Sarah Baxter, Lower School Math Specialist
The “Fun” in Fundamentals: Multisensory Math Strategies
Dyscalculia is a math learning disability that makes number-related concepts and calculations challenging for some. Although it is sometimes referred to as “number dyslexia,” there isn’t nearly as much research or curriculum support for dyscalculia as there is for its language-based cousin. But by applying similar tried-and-true multisensory learning strategies, we are able to support our students and advance their comprehension–and their confidence.
In the words of Marilyn Zecher, a leader in multisensory math instruction, it’s an approach that is “appropriate for all, essential for some.” And here at McLean School, we couldn’t agree more. As with everything we teach, we believe it’s vital to recognize that people learn in lots of ways and everyone’s brain is a little different. When we come to a subject using a variety of pathways and modalities, using all of the senses, we engage the brain more thoroughly, which does wonders for learning and memory. So whether a child has math anxiety or a diagnosis of dyscalculia, they are able to feel and be successful with the subject.

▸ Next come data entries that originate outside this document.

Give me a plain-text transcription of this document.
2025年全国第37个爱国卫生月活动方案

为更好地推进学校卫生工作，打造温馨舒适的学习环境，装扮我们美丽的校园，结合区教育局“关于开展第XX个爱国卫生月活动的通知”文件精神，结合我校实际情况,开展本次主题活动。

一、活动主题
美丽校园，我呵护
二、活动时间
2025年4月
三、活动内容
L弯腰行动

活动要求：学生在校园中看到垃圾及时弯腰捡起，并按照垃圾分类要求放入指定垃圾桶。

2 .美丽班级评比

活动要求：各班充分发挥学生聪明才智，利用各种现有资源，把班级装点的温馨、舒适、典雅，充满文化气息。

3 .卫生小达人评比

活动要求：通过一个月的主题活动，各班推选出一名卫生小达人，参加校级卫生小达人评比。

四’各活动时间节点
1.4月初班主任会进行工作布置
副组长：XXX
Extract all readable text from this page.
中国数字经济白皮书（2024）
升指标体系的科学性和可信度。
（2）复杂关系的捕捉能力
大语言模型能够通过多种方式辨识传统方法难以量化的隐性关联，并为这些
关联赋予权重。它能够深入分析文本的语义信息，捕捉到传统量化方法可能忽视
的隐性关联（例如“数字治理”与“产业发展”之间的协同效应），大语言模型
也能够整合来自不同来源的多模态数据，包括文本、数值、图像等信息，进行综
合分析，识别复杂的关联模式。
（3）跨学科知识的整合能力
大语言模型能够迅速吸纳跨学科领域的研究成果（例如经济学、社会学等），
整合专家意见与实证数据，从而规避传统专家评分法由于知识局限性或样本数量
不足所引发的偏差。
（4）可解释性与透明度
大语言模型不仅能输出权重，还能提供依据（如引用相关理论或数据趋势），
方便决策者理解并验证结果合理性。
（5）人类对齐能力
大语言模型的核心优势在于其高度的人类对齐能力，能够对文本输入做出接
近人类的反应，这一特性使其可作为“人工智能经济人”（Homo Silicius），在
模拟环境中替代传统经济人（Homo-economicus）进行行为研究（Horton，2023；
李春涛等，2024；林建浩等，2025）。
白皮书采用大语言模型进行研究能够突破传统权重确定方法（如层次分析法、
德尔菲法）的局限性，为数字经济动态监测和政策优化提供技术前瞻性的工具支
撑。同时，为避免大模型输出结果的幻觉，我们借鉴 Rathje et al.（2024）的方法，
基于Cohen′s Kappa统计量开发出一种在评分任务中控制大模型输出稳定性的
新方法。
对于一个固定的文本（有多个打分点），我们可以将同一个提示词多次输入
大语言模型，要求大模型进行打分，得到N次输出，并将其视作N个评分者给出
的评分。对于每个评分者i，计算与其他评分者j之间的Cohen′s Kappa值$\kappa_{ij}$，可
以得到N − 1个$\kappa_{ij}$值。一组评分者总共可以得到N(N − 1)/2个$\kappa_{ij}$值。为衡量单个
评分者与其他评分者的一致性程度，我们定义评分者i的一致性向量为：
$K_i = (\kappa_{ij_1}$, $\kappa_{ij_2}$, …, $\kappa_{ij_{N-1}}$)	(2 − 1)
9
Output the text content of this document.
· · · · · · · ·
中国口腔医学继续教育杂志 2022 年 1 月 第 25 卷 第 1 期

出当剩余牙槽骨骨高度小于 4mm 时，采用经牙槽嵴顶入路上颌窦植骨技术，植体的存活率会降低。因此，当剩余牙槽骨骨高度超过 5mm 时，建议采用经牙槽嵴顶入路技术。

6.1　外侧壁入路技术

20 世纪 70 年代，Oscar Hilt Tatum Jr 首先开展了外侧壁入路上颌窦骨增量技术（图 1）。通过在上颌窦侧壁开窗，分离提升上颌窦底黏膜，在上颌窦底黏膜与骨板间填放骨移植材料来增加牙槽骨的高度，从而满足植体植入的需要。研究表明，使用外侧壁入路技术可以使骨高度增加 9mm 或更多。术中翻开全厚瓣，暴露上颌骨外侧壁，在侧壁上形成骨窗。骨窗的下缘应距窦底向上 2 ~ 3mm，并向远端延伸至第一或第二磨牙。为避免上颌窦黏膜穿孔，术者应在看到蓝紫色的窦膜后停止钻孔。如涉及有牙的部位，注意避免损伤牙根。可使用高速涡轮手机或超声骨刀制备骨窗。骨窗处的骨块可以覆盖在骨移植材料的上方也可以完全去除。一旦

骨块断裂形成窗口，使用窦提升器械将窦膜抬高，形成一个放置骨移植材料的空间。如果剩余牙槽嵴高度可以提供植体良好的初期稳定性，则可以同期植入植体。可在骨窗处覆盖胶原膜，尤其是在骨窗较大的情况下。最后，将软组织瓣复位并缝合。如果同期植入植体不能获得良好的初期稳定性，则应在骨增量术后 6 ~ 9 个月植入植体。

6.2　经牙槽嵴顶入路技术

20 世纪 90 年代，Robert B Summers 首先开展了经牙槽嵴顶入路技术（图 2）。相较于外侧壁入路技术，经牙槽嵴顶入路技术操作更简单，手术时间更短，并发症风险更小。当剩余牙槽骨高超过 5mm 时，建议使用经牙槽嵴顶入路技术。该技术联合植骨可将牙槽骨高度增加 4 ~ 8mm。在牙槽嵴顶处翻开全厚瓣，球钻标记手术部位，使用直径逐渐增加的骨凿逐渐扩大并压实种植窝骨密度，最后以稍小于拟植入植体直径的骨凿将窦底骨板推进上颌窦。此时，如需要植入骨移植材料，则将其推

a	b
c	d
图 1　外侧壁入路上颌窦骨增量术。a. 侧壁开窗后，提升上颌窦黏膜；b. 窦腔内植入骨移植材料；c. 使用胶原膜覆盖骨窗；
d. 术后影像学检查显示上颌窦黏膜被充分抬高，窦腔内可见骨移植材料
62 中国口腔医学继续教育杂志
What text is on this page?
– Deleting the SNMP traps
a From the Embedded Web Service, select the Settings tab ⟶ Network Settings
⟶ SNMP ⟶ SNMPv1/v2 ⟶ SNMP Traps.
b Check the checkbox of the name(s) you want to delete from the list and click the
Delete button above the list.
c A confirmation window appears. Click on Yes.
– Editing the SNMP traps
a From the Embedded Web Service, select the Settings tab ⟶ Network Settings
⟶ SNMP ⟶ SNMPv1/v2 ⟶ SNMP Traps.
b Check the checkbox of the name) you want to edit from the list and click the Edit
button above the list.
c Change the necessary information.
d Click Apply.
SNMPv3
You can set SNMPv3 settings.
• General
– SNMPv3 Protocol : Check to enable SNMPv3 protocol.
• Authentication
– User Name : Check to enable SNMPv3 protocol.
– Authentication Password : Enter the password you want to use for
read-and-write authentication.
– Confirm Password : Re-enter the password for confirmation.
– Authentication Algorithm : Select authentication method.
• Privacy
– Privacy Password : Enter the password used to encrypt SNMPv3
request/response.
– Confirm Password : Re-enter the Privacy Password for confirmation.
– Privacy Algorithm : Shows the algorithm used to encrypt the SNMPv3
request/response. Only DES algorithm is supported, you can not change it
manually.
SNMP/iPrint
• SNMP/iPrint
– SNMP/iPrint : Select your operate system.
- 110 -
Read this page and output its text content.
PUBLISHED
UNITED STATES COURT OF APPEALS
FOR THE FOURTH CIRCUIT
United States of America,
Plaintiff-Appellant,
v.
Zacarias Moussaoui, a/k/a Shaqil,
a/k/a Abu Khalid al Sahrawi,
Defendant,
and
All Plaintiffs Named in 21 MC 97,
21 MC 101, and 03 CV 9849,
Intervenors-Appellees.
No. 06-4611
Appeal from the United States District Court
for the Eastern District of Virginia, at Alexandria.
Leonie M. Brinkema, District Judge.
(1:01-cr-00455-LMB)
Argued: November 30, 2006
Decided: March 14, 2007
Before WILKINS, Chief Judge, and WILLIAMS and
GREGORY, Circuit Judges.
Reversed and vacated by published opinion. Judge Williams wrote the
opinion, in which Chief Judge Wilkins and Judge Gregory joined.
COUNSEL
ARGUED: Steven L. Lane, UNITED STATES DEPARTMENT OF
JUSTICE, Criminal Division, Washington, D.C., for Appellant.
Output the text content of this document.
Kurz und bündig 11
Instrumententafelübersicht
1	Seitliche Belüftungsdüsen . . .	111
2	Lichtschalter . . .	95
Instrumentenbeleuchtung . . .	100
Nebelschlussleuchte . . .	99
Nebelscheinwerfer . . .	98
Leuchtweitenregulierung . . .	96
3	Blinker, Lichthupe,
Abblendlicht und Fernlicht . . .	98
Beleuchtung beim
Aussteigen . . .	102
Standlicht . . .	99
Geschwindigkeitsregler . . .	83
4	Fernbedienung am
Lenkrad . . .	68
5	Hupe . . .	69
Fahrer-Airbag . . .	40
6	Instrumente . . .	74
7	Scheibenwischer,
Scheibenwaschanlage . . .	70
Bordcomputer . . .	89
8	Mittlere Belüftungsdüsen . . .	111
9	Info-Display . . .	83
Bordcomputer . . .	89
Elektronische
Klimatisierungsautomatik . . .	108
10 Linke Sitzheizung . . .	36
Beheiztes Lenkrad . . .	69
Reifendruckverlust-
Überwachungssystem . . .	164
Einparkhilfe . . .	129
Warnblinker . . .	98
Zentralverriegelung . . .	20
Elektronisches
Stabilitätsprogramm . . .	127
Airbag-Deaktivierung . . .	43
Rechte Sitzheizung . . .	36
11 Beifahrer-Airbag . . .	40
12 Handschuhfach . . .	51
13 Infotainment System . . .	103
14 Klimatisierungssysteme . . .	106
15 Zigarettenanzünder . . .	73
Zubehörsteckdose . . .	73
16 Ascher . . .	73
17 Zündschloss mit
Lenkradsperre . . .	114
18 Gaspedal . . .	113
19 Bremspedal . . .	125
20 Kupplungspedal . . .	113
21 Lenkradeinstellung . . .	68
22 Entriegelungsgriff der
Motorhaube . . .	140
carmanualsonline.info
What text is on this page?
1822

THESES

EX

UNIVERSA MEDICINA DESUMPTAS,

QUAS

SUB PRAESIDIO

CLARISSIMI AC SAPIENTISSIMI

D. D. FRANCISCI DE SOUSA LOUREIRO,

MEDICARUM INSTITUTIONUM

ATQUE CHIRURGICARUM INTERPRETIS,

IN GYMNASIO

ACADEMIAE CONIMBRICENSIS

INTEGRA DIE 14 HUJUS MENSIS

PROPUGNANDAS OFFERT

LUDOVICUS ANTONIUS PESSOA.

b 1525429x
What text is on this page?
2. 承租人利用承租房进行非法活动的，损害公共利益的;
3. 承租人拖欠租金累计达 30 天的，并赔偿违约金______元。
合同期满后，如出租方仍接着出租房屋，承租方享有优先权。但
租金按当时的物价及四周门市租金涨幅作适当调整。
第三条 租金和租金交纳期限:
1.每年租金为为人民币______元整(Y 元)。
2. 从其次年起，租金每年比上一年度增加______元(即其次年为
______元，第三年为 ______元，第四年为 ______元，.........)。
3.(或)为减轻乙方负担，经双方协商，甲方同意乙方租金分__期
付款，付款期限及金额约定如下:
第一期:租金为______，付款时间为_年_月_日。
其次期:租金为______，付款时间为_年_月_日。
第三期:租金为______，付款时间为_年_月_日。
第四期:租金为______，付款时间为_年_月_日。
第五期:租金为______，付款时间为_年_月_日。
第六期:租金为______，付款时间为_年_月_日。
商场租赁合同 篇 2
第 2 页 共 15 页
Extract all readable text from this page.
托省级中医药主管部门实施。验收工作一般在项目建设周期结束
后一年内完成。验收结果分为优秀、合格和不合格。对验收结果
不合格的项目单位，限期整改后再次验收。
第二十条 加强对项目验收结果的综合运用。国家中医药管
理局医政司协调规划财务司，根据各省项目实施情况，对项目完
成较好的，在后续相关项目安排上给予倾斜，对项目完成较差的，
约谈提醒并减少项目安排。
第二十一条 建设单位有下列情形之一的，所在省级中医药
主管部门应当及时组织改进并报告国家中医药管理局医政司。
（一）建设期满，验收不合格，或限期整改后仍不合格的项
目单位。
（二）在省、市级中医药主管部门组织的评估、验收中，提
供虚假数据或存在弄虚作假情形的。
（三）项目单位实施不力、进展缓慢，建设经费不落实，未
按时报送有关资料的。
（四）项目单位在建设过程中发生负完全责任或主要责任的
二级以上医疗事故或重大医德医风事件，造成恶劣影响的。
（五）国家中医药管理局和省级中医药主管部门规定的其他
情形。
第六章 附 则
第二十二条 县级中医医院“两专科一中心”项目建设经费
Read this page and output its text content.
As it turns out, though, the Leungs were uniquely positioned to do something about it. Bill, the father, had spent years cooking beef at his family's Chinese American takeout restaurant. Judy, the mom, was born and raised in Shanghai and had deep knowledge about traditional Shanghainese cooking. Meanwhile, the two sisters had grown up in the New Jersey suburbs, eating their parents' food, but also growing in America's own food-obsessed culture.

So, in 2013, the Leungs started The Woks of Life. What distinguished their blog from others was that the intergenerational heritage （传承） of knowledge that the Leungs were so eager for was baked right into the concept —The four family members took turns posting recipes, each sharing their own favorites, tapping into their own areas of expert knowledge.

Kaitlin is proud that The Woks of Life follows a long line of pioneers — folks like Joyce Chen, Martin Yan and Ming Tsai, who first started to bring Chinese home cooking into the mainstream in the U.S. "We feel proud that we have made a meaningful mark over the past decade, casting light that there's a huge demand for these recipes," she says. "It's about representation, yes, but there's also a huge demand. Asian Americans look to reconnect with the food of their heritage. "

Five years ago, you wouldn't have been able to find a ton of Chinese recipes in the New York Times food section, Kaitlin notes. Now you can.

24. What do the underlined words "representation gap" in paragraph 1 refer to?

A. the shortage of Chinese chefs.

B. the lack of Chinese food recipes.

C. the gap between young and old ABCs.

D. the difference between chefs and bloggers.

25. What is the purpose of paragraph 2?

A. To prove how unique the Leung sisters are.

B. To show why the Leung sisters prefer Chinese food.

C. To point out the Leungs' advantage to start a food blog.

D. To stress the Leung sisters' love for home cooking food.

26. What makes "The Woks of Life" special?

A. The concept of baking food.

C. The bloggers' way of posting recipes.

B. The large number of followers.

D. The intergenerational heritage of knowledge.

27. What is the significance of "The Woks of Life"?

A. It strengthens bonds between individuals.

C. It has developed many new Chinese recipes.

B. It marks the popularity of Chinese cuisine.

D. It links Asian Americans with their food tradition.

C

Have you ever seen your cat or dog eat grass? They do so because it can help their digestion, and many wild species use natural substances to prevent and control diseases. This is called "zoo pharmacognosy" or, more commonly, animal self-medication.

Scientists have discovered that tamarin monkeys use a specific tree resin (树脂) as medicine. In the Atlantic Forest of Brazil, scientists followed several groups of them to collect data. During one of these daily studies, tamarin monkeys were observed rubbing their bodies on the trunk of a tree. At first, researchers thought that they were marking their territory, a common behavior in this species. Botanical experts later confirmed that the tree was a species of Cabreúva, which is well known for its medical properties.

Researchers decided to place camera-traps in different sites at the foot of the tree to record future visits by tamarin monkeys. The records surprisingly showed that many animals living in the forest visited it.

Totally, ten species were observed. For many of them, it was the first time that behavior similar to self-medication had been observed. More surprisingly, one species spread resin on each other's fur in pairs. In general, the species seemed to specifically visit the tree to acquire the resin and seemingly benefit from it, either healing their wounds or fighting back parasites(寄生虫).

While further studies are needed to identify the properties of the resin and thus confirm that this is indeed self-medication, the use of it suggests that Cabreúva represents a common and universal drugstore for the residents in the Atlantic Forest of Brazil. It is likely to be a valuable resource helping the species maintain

So what does this look like in action? With students I work with at the kindergarten to grade 4 level, it might mean asking them to form different colored balls of Playdough for a lesson in addition, or cutting them in half or fourths to understand fractions. Our students are getting visual input, fine motor, touch, and something called proprioception, or the awareness of one’s body in space–a fully integrated experience that makes the math more meaningful.
The beauty of multisensory math education is that it’s not only fun in the moment, but research tells us that positive associations with a subject improve learning overall. And McLean teachers are all about positive associations! No math teacher I know came to this work because of a love of algorithms alone. My Masters in Elementary Education and Creative Arts in Learning, plays a major role in how I approach math instruction. Many people know that music and math are closely linked; I also have a student who says he “hates” math but loves to draw, so I have him illustrate the math problems as a way of integrating his interests and engaging the brain–and he tells me math is a lot more likeable now.
Getting to know our students and developing positive relationships with them is a big part of our Abilities Model®–McLean’s not-so-secret sauce that helps kids tap into their strengths as a way of getting at challenges. This, plus the benefit of small classes and curricular flexibility, adds up to a math experience that can be as enjoyable as it is educational.